Moim zdanie na początek wprowadzić miesięczny podatek za psa 50-100 zł, skoro stać nas na miesięczne abonamenty komórkowe to i na psa powinno być nas stać. Momentalnie znikną pseudo hodowle i wsiowe nieszczęśniki na łańcuchach, psy adoptowane ze schronisk zwolnione z tego podatku, nałożony odgórnie nakaz na sołtysów, sprawdzania co kwartał dobrostanu psów gospodarskich i prowadzenie spisu. I obowiązkowe czipowanie, co by bardzo ułatwiło ewidencję. Może to i drastyczne ale do świadomości przeciętnego Polaka można dotrzeć tylko przez kieszeń. Pierwszy rok czy dwa to byłby armagedon, ale później pies by zyskał nowy status, stał się członkiem rodziny (cennym) i każda adopcja czy kupno z hodowli byłaby przemyślana i świadoma. Wiem wiem...utopia ;)     

 

Co do znikomej ilości psów bezdomnych za granicą to trzeba mieć świadomość, że w niektórych krajach (nie wszystkich!) jest to niestety rozwiązane w ten sposób, że psy odłowione, po które nie zgłosi się przez okres kwarantanny właściciel są po prostu usypiane...

 

Ja od niedawna jestem zwolenniczką pomysł (od razu mówię, że nie mojego własnego ;)) podobnego do tego co opisałaś jagusko ale z pewną modyfikacją. Mianowicie owszem, bardzo wysoki podatek za psa ale tylko za psa zdolnego do rozrodu. Wszystkie wysterylizowane suki i wykastrowane psy byłyby z podatku zwolnione, bez względu na to czy pochodzą ze schroniska, ulicy czy hodowli i czy są rasowe czy też nie. Jeśli ktoś chce psy hodować to niech za to płaci a jeśli nie chce płacić niech podda swojego psa zabiegowi sterylizacji/kastracji. Dodatkowo zabiegi mogłyby być w jakiś sposób refundowane, rozkładane na raty itd. W dość krótkim czasie rozwiązałoby to problem nadmiernego rozmnażania się psów wiejskich, "domnych inaczej" itp. oraz ukróciło proceder rozmnażania psów dla zysku. Oczywiście do tego potrzebny jest bezwzględny obowiązek czipowania i prowadzenie ewidencji.

 

W przypadku Twojego pomysłu widzę podstawowy problem z definicją "psa adoptowanego". Bo np. ja mam jedną sukę znalezioną w środku lasu i jedną z ulicy. I czy to są psy adoptowane? Nie mam żadnych dokumentów potwierdzających fakt, że je skądś adoptowałam. Patrząc z drugiej strony wiele psów wiejskich, łańcuchowych może być "adoptowanych" od sąsiada czy właśnie z ulicy i wtedy zaczyna się kłopot.

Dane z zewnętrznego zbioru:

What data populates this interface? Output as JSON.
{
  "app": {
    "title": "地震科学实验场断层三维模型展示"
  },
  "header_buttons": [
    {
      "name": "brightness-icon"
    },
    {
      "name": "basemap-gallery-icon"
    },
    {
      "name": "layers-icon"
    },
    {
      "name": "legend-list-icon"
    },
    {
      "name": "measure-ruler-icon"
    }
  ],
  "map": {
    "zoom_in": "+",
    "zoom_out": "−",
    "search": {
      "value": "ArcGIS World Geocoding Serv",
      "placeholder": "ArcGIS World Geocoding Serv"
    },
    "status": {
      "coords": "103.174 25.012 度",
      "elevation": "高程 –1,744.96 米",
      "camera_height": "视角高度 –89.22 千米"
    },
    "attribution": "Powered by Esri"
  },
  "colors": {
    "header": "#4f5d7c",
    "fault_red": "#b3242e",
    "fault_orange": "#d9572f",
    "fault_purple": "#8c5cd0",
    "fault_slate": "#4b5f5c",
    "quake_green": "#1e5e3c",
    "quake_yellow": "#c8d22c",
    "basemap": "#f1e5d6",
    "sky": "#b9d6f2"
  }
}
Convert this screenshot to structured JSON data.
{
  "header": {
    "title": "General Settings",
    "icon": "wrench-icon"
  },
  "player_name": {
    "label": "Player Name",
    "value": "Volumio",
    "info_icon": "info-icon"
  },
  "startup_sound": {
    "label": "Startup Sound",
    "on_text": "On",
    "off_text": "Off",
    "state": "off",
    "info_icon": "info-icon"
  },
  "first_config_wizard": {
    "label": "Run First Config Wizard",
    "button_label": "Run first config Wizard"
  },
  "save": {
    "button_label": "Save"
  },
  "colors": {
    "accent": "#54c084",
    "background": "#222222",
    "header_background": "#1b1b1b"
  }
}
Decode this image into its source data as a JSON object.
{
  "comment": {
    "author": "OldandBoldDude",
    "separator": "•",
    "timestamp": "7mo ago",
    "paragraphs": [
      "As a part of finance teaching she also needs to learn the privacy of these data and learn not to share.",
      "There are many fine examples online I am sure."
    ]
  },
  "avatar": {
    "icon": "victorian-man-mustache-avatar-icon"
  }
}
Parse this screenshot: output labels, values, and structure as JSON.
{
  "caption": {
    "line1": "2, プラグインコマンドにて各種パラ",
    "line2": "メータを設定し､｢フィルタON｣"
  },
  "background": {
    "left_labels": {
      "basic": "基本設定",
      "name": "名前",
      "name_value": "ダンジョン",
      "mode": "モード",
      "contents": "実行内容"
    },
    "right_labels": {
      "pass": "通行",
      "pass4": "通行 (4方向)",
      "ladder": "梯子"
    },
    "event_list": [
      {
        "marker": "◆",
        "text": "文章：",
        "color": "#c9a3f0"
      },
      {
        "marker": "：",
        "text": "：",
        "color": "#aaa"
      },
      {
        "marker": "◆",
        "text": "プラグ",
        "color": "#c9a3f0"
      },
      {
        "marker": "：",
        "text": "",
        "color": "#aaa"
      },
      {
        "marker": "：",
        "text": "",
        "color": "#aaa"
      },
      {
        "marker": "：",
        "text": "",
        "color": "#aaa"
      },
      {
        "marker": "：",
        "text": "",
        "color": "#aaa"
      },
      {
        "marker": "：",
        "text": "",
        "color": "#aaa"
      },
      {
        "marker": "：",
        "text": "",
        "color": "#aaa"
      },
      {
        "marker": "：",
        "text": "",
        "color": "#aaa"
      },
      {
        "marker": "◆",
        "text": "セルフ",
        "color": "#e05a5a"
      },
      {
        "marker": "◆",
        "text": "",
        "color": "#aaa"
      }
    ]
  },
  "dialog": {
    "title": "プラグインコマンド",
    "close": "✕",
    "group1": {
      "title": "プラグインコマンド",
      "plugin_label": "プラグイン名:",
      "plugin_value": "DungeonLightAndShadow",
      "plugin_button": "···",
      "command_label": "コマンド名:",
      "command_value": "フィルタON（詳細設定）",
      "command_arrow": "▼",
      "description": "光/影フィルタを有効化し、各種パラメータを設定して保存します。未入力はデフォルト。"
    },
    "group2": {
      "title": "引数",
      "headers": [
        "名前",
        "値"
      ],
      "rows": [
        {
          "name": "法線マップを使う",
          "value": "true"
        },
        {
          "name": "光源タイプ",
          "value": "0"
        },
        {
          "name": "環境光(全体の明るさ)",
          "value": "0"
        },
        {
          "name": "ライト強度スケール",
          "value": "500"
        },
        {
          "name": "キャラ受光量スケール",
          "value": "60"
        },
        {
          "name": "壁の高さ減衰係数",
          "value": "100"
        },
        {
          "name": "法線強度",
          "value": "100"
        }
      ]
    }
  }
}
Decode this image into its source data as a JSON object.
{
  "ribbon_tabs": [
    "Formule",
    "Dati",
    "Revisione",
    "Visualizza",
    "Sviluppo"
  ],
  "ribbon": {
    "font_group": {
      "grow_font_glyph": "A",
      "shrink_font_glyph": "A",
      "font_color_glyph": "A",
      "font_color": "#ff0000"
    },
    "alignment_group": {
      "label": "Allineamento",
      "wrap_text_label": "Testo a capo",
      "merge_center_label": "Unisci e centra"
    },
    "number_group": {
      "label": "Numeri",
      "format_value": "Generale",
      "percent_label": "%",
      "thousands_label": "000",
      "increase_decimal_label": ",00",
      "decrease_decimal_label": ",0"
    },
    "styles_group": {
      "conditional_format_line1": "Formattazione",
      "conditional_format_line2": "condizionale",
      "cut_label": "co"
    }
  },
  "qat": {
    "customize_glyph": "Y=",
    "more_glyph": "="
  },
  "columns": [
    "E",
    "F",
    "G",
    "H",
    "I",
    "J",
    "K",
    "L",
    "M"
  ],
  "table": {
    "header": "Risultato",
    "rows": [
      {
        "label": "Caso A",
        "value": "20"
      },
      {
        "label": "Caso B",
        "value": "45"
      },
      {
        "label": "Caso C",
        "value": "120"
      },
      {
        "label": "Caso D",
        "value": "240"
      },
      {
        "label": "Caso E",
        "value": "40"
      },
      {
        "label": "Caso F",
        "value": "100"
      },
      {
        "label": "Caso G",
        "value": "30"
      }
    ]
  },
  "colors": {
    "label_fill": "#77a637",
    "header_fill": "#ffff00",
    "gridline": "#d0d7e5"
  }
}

No i tutaj ogromny problem miałyby osoby, które posiadają więcej psów niekoniecznie adoptowanych czy osoby starsze, rodziny wielodzietne itd. które kochają swoje psy i dbają o nie a nie byłoby ich na taki podatek stać. Ja osobiście nie do końca jestem przekonana do wizji zrobienia z psa "towaru luksusowego".

 

Oczywiści to wszystko pozostaje w sferze pobożnych życzeń i boję się, że zostanie tam jeszcze dłuuuugo... Ale podyskutować nad rozwiązaniami zawsze można, a nóż widelec kiedyś będzie szansa wprowadzenia ich w życie :)

  • Upvote 1
Link to comment
Share on other sites

To ja też troszkę pozaśmiecam. W miastach już postęp w tych podatkowych sprawach jest. Gorzej na wsi. U nas, w Szczecinie, jest podatek za posiadanie psa ale psy wzięte ze schroniska albo wysterylizowane są z niego zwolnione, I na początku sporo ludzi sterylizowało swoje psiaki żeby nie płacić podatku. Teraz świadomość jest większa to, na szczęście, sterylizują nie tylko ze względu na tą oszczędność...

 

Nutusiu, jak widzisz jestem na bieżąco  :) , choć chyba pierwszy raz się odezwałam na "Twoim" wątku  :) .

  • Upvote 1
Link to comment
Share on other sites

A zaśmiecajcie sobie ile chcecie - szczególnie, że omawiacie sprawy niezwykle istotne.

 

Alfo - jakże miło Cię wreszcie... poczytać! :D

 

P. Kasia mówi, że w Finlandii psy mają chodzić na smyczy i mogą być spuszczane tylko w wyznaczonych i bezpiecznych miejscach. Natomiast druga p. Kasia (ta od Helki) ma rodowodową yorczkę, którą kupiła dużo taniej, bo był problem z jej zbyciem. A mianowicie taki, że hodowca zawarł w umowie kupna-sprzedaży obowiązek sterylizacji, jeśli właściciel nie będzie prowadził zarejestrowanej hodowli. Telefonów o szczeniaka było sporo, ale nikt nie chciał podpisać takiego zobowiązania, choć hodowli prowadzić nie zamierzał...

 

Wracając do bohaterki tego wątku ;) Z Czetuni robi się coraz większa przylepka! Pcha się do głasków (choć trudno jej się przebić przez kordon "wyspecjalizowanych pchaczek" i czasami muszę jej pomóc :D). W łóżku się przytula do mnie i wykłada na plecki, żeby głaskać ją po brzuszku. Po kilku bezdziurnych nocach, dziś znowu wygryzła 2 dziury w narzucie... Dobrze, że p. Kasia zabiera ze sobą teraz duży zapas koców i narzut, w których wygryzienie dziury będzie puszczone płazem ;)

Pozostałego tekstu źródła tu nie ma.